Minke whale found dead near harbor in Chatham

Sarah Sharp, IFAW veterinarian, observed the whale in the harbor.
Sarah Sharp, IFAW veterinarian, observed the whale in the harbor.Melanie Mahoney/International Fund for Animal Welfare

A minke whale is dead, despite desperate attempts by officials to steer the creature out of a harbor in Chatham, officials said.

Chatham Harbormaster Stuart Smith said a property owner along Oyster Pond River, an estuary flowing to the harbor, reported the 18-foot-long whale was dead in the river early Friday morning.

A team from the International Fund for Animal Welfare has been sent to retrieve the carcass so a necropsy can be performed to determine the cause of death, spokeswoman Melanie Mahoney said.
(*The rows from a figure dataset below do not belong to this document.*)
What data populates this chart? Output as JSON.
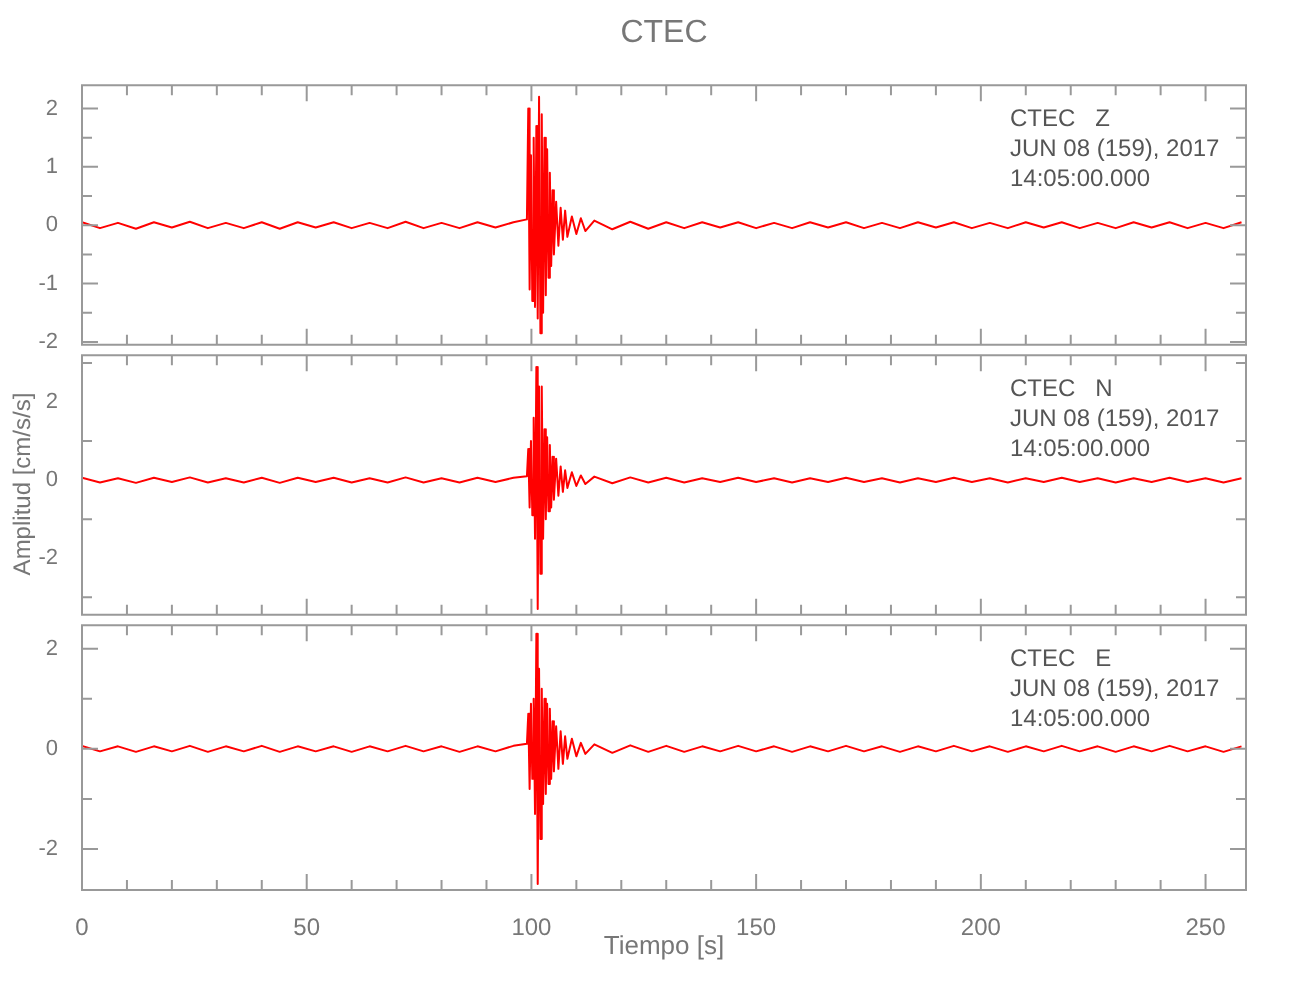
{
  "chart_data": [
    {
      "type": "line",
      "title": "CTEC",
      "annotations": [
        "CTEC   Z",
        "JUN 08 (159), 2017",
        "14:05:00.000"
      ],
      "tick_labels": "y",
      "x": [
        0,
        4,
        8,
        12,
        16,
        20,
        24,
        28,
        32,
        36,
        40,
        44,
        48,
        52,
        56,
        60,
        64,
        68,
        72,
        76,
        80,
        84,
        88,
        92,
        96,
        99.0,
        99.3,
        99.6,
        99.9,
        100.2,
        100.5,
        100.8,
        101.1,
        101.4,
        101.7,
        102.0,
        102.3,
        102.6,
        102.9,
        103.2,
        103.5,
        103.8,
        104.1,
        104.4,
        104.7,
        105.0,
        105.5,
        106,
        106.5,
        107,
        107.5,
        108,
        109,
        110,
        111,
        112,
        114,
        118,
        122,
        126,
        130,
        134,
        138,
        142,
        146,
        150,
        154,
        158,
        162,
        166,
        170,
        174,
        178,
        182,
        186,
        190,
        194,
        198,
        202,
        206,
        210,
        214,
        218,
        222,
        226,
        230,
        234,
        238,
        242,
        246,
        250,
        254,
        258
      ],
      "xlim": [
        0,
        259
      ],
      "ylim": [
        -2.05,
        2.4
      ],
      "xticks": [
        0,
        {
          "value": 10,
          "label": null
        },
        {
          "value": 20,
          "label": null
        },
        {
          "value": 30,
          "label": null
        },
        {
          "value": 40,
          "label": null
        },
        50,
        {
          "value": 60,
          "label": null
        },
        {
          "value": 70,
          "label": null
        },
        {
          "value": 80,
          "label": null
        },
        {
          "value": 90,
          "label": null
        },
        100,
        {
          "value": 110,
          "label": null
        },
        {
          "value": 120,
          "label": null
        },
        {
          "value": 130,
          "label": null
        },
        {
          "value": 140,
          "label": null
        },
        150,
        {
          "value": 160,
          "label": null
        },
        {
          "value": 170,
          "label": null
        },
        {
          "value": 180,
          "label": null
        },
        {
          "value": 190,
          "label": null
        },
        200,
        {
          "value": 210,
          "label": null
        },
        {
          "value": 220,
          "label": null
        },
        {
          "value": 230,
          "label": null
        },
        {
          "value": 240,
          "label": null
        },
        250
      ],
      "yticks": [
        -2,
        {
          "value": -1.5,
          "label": null
        },
        -1,
        {
          "value": -0.5,
          "label": null
        },
        0,
        {
          "value": 0.5,
          "label": null
        },
        1,
        {
          "value": 1.5,
          "label": null
        },
        2
      ],
      "series": [
        {
          "color": "#ff0000",
          "values": [
            0.05,
            -0.05,
            0.04,
            -0.06,
            0.05,
            -0.04,
            0.06,
            -0.05,
            0.04,
            -0.05,
            0.05,
            -0.06,
            0.05,
            -0.04,
            0.05,
            -0.05,
            0.04,
            -0.05,
            0.06,
            -0.05,
            0.04,
            -0.05,
            0.05,
            -0.04,
            0.05,
            0.1,
            2.0,
            -1.1,
            1.2,
            -1.3,
            1.5,
            -1.4,
            1.7,
            -1.6,
            2.2,
            -1.85,
            1.9,
            -1.5,
            1.5,
            -1.2,
            1.3,
            -0.9,
            0.9,
            -0.7,
            0.6,
            -0.5,
            0.4,
            -0.35,
            0.3,
            -0.25,
            0.25,
            -0.2,
            0.15,
            -0.15,
            0.12,
            -0.1,
            0.08,
            -0.07,
            0.06,
            -0.06,
            0.05,
            -0.05,
            0.05,
            -0.04,
            0.05,
            -0.05,
            0.04,
            -0.05,
            0.05,
            -0.04,
            0.05,
            -0.05,
            0.04,
            -0.05,
            0.05,
            -0.04,
            0.05,
            -0.05,
            0.04,
            -0.05,
            0.05,
            -0.04,
            0.05,
            -0.05,
            0.04,
            -0.05,
            0.05,
            -0.04,
            0.05,
            -0.05,
            0.04,
            -0.05,
            0.05
          ]
        }
      ]
    },
    {
      "type": "line",
      "ylabel": "Amplitud [cm/s/s]",
      "annotations": [
        "CTEC   N",
        "JUN 08 (159), 2017",
        "14:05:00.000"
      ],
      "tick_labels": "y",
      "x": [
        0,
        4,
        8,
        12,
        16,
        20,
        24,
        28,
        32,
        36,
        40,
        44,
        48,
        52,
        56,
        60,
        64,
        68,
        72,
        76,
        80,
        84,
        88,
        92,
        96,
        99.0,
        99.3,
        99.6,
        99.9,
        100.2,
        100.5,
        100.8,
        101.1,
        101.4,
        101.7,
        102.0,
        102.3,
        102.6,
        102.9,
        103.2,
        103.5,
        103.8,
        104.1,
        104.4,
        104.7,
        105.0,
        105.5,
        106,
        106.5,
        107,
        107.5,
        108,
        109,
        110,
        111,
        112,
        114,
        118,
        122,
        126,
        130,
        134,
        138,
        142,
        146,
        150,
        154,
        158,
        162,
        166,
        170,
        174,
        178,
        182,
        186,
        190,
        194,
        198,
        202,
        206,
        210,
        214,
        218,
        222,
        226,
        230,
        234,
        238,
        242,
        246,
        250,
        254,
        258
      ],
      "xlim": [
        0,
        259
      ],
      "ylim": [
        -3.45,
        3.2
      ],
      "xticks": [
        0,
        {
          "value": 10,
          "label": null
        },
        {
          "value": 20,
          "label": null
        },
        {
          "value": 30,
          "label": null
        },
        {
          "value": 40,
          "label": null
        },
        50,
        {
          "value": 60,
          "label": null
        },
        {
          "value": 70,
          "label": null
        },
        {
          "value": 80,
          "label": null
        },
        {
          "value": 90,
          "label": null
        },
        100,
        {
          "value": 110,
          "label": null
        },
        {
          "value": 120,
          "label": null
        },
        {
          "value": 130,
          "label": null
        },
        {
          "value": 140,
          "label": null
        },
        150,
        {
          "value": 160,
          "label": null
        },
        {
          "value": 170,
          "label": null
        },
        {
          "value": 180,
          "label": null
        },
        {
          "value": 190,
          "label": null
        },
        200,
        {
          "value": 210,
          "label": null
        },
        {
          "value": 220,
          "label": null
        },
        {
          "value": 230,
          "label": null
        },
        {
          "value": 240,
          "label": null
        },
        250
      ],
      "yticks": [
        {
          "value": -3,
          "label": null
        },
        -2,
        {
          "value": -1,
          "label": null
        },
        0,
        {
          "value": 1,
          "label": null
        },
        2,
        {
          "value": 3,
          "label": null
        }
      ],
      "series": [
        {
          "color": "#ff0000",
          "values": [
            0.06,
            -0.06,
            0.05,
            -0.07,
            0.06,
            -0.05,
            0.07,
            -0.06,
            0.05,
            -0.06,
            0.06,
            -0.07,
            0.06,
            -0.05,
            0.06,
            -0.06,
            0.05,
            -0.06,
            0.07,
            -0.06,
            0.05,
            -0.06,
            0.06,
            -0.05,
            0.06,
            0.1,
            0.8,
            -0.7,
            1.0,
            -0.9,
            1.6,
            -1.5,
            2.9,
            -3.3,
            2.4,
            -2.4,
            2.4,
            -1.5,
            1.3,
            -1.0,
            1.1,
            -0.8,
            0.9,
            -0.7,
            0.6,
            -0.5,
            0.55,
            -0.4,
            0.35,
            -0.3,
            0.25,
            -0.2,
            0.2,
            -0.15,
            0.12,
            -0.1,
            0.09,
            -0.08,
            0.07,
            -0.06,
            0.06,
            -0.06,
            0.05,
            -0.05,
            0.06,
            -0.05,
            0.05,
            -0.06,
            0.05,
            -0.05,
            0.06,
            -0.05,
            0.05,
            -0.06,
            0.05,
            -0.05,
            0.06,
            -0.05,
            0.05,
            -0.06,
            0.05,
            -0.05,
            0.06,
            -0.05,
            0.05,
            -0.06,
            0.05,
            -0.05,
            0.06,
            -0.05,
            0.05,
            -0.06,
            0.05
          ]
        }
      ]
    },
    {
      "type": "line",
      "xlabel": "Tiempo [s]",
      "annotations": [
        "CTEC   E",
        "JUN 08 (159), 2017",
        "14:05:00.000"
      ],
      "x": [
        0,
        4,
        8,
        12,
        16,
        20,
        24,
        28,
        32,
        36,
        40,
        44,
        48,
        52,
        56,
        60,
        64,
        68,
        72,
        76,
        80,
        84,
        88,
        92,
        96,
        99.0,
        99.3,
        99.6,
        99.9,
        100.2,
        100.5,
        100.8,
        101.1,
        101.4,
        101.7,
        102.0,
        102.3,
        102.6,
        102.9,
        103.2,
        103.5,
        103.8,
        104.1,
        104.4,
        104.7,
        105.0,
        105.5,
        106,
        106.5,
        107,
        107.5,
        108,
        109,
        110,
        111,
        112,
        114,
        118,
        122,
        126,
        130,
        134,
        138,
        142,
        146,
        150,
        154,
        158,
        162,
        166,
        170,
        174,
        178,
        182,
        186,
        190,
        194,
        198,
        202,
        206,
        210,
        214,
        218,
        222,
        226,
        230,
        234,
        238,
        242,
        246,
        250,
        254,
        258
      ],
      "xlim": [
        0,
        259
      ],
      "ylim": [
        -2.82,
        2.47
      ],
      "xticks": [
        0,
        {
          "value": 10,
          "label": null
        },
        {
          "value": 20,
          "label": null
        },
        {
          "value": 30,
          "label": null
        },
        {
          "value": 40,
          "label": null
        },
        50,
        {
          "value": 60,
          "label": null
        },
        {
          "value": 70,
          "label": null
        },
        {
          "value": 80,
          "label": null
        },
        {
          "value": 90,
          "label": null
        },
        100,
        {
          "value": 110,
          "label": null
        },
        {
          "value": 120,
          "label": null
        },
        {
          "value": 130,
          "label": null
        },
        {
          "value": 140,
          "label": null
        },
        150,
        {
          "value": 160,
          "label": null
        },
        {
          "value": 170,
          "label": null
        },
        {
          "value": 180,
          "label": null
        },
        {
          "value": 190,
          "label": null
        },
        200,
        {
          "value": 210,
          "label": null
        },
        {
          "value": 220,
          "label": null
        },
        {
          "value": 230,
          "label": null
        },
        {
          "value": 240,
          "label": null
        },
        250
      ],
      "yticks": [
        -2,
        {
          "value": -1,
          "label": null
        },
        0,
        {
          "value": 1,
          "label": null
        },
        2
      ],
      "series": [
        {
          "color": "#ff0000",
          "values": [
            0.06,
            -0.05,
            0.05,
            -0.06,
            0.05,
            -0.05,
            0.06,
            -0.06,
            0.05,
            -0.05,
            0.06,
            -0.06,
            0.05,
            -0.05,
            0.05,
            -0.06,
            0.05,
            -0.05,
            0.06,
            -0.05,
            0.05,
            -0.06,
            0.05,
            -0.05,
            0.06,
            0.1,
            0.7,
            -0.8,
            0.9,
            -0.6,
            1.0,
            -1.3,
            2.3,
            -2.7,
            1.6,
            -1.8,
            1.2,
            -1.1,
            1.0,
            -0.9,
            0.9,
            -0.7,
            0.8,
            -0.6,
            0.55,
            -0.45,
            0.45,
            -0.4,
            0.35,
            -0.3,
            0.25,
            -0.2,
            0.2,
            -0.15,
            0.12,
            -0.1,
            0.09,
            -0.08,
            0.07,
            -0.06,
            0.06,
            -0.06,
            0.05,
            -0.05,
            0.06,
            -0.05,
            0.05,
            -0.06,
            0.05,
            -0.05,
            0.06,
            -0.05,
            0.05,
            -0.06,
            0.05,
            -0.05,
            0.06,
            -0.05,
            0.05,
            -0.06,
            0.05,
            -0.05,
            0.06,
            -0.05,
            0.05,
            -0.06,
            0.05,
            -0.05,
            0.06,
            -0.05,
            0.05,
            -0.06,
            0.05
          ]
        }
      ]
    }
  ]
}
Smith said he was first notified around 6:30 a.m. Thursday that the whale appeared to be stuck in Stage Harbor.


The northern minke whale was initially trapped under the dock near the harbormaster’s office, Smith said, but the rising tide helped free the whale.

A team from IFAW was called to assist in leading the whale out of the harbor to the open ocean, arriving around 8 a.m., Mahoney said.

Team leader Brian Sharp initially observed the whale’s activity before trying to move it, Mahoney said.

The whale “was not making its way back out to the ocean,” according to Mahoney, and swam in tight circles in a pattern typical of when whales are enclosed in smaller bodies of water.

The IFAW team sailed out in harbormaster boats around 10:30 a.m. to try to lead the animal out of the harbor.

The team used acoustical equipment in an attempt to guide the whale. Spectators gathered on shore. The operation lasted until around 6 p.m., when the whale cleared the harbor.

Smith said the presence of the whale in Chatham was unusual. Last month, two humpback whales also died after beaching on Chatham’s South Beach and nearby Monomoy Island.

“We seem to have a rash of them at the moment,” he said.

Mahoney said there doesn’t appear to be a link between the recent whale deaths.


“At this time, they’re unrelated,” she said.